Nor is it a surprise that a Republican lawmaker might return to the theme in the wake of the impeachment debacle. Fighting government waste is one of the few areas where Republicans still maintain an advantage over Democrats. Republicans lost their edge as the party best able to manage government several years ago when Vice President Al Gore's reinventing government program began closing the once formidable gap.
Burton's problem is that there is far less fraud, waste and abuse in government than there used to be. He can use all the fiery rhetoric he wants, but most departments and agencies have made substantial progress in reducing their vulnerabilities.
Medicare fraud, for example, is down from $24 billion in 1996 to less than $13 billion today. "We don't pretend we have solved this problem," Health and Human Services Inspector General June Gibbs Brown said at Burton's first hearing in early February. "$12.6 billion is still too much money. But what we're saying is we have turned the corner."
Burton is likely to find that most "problem child" agencies are in trouble because of, well, their neglectful congressional parents. It's been 20 years since Congress made a serious effort to fix the civil service system. And reform was built on ideas that were 20 years older still. It has been even longer since Congress took a look at the government organization chart, laden with needless bureaucracy, antiquated systems and fuzzy missions; or reformed its own committee structure, which has done more than its share to convert well-behaved agencies into problem children. If Burton wants to know why packing plants are regulated by the Agriculture Department, while cattle feedlots are regulated by the Food and Drug Administration, he need look no further than that committee system.
There may be hope yet in Burton's effort, however. He is quite right to invite the inspectors general to offer their ideas for reform. After all, the House created the IGs in part to provide just such advice. Unfortunately, the IGs spent most of the 1980s looking for statistics that President Reagan could use to attack big government and becoming experts on creating what one IG called "the visible odium of deterrence," instead of building the tangible products that prevent waste. The reason Medicare fraud is down is that Brown chose a different path, focusing less on catching Medicare cheaters and more on how systems could be reformed and legislation improved. She did so, in part, because of the strong support of HHS Secretary Donna Shalala, who recognizes that an IG is an ally, not an adversary, and who believes that an IG's criticism is not a personal attack.
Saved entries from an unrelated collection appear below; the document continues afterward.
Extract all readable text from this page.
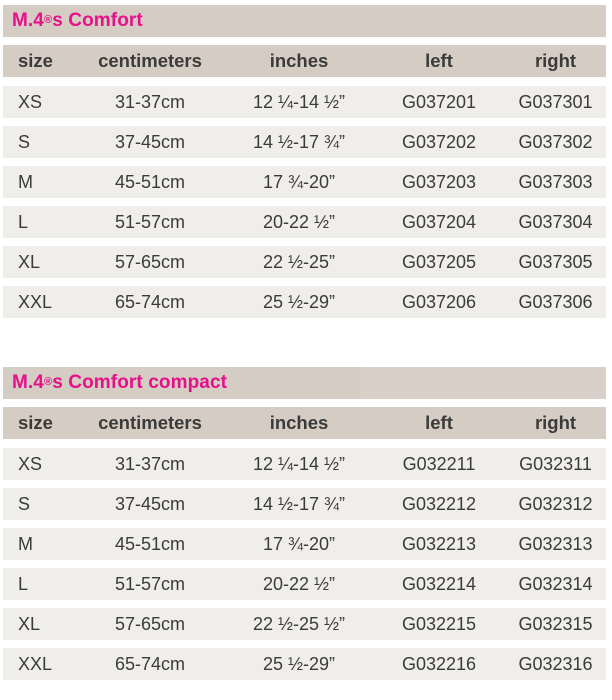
M.4® s Comfort
size	centimeters	inches	left	right
XS	31-37cm	12 ¼-14 ½”	G037201	G037301
S	37-45cm	14 ½-17 ¾”	G037202	G037302
M	45-51cm	17 ¾-20”	G037203	G037303
L	51-57cm	20-22 ½”	G037204	G037304
XL	57-65cm	22 ½-25”	G037205	G037305
XXL	65-74cm	25 ½-29”	G037206	G037306
M.4® s Comfort compact
size	centimeters	inches	left	right
XS	31-37cm	12 ¼-14 ½”	G032211	G032311
S	37-45cm	14 ½-17 ¾”	G032212	G032312
M	45-51cm	17 ¾-20”	G032213	G032313
L	51-57cm	20-22 ½”	G032214	G032314
XL	57-65cm	22 ½-25 ½”	G032215	G032315
XXL	65-74cm	25 ½-29”	G032216	G032316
If only other department secretaries felt the same way.
Burton is right to ask how government agencies and employees might be rewarded for improvements. He even proposed a bonus system for employees who turn around particularly wasteful programs, saying that he could not see why someone who reduces waste by $500 million should not get a $1 million bonus.
Agencies and employees already know how they will be punished for their failures, of course: tongue lashings about poor performance, cuts in training budgets, and continued bashing in the press. But they will get no relief from the pressure to do more with less, and they will see little action toward fixing the presidential appointments process, flattening the government hierarchy, clarifying agency missions or funding state-of-the-art management systems. If Burton really wants to reward successful agencies, he should schedule a hearing on agencies and programs that work. How about a hearing on how the Social Security Administration went from an agency under fire in the 1980s to an "A" performer in the recent Government Executive grading project?
Burton launched his hearings by asking congressional staffers to rate agency responsiveness on a scale of 1 to 10, with 10 being the worst. But Burton's "problem child" rhetoric rates a solid 10 itself. There are many ways Congress can help government become less wasteful, but another round of anti-government hearings is not the answer. Burton and his colleagues would be much better off asking how they could help agencies focus on higher performance in the future, not digging for dirt in the past.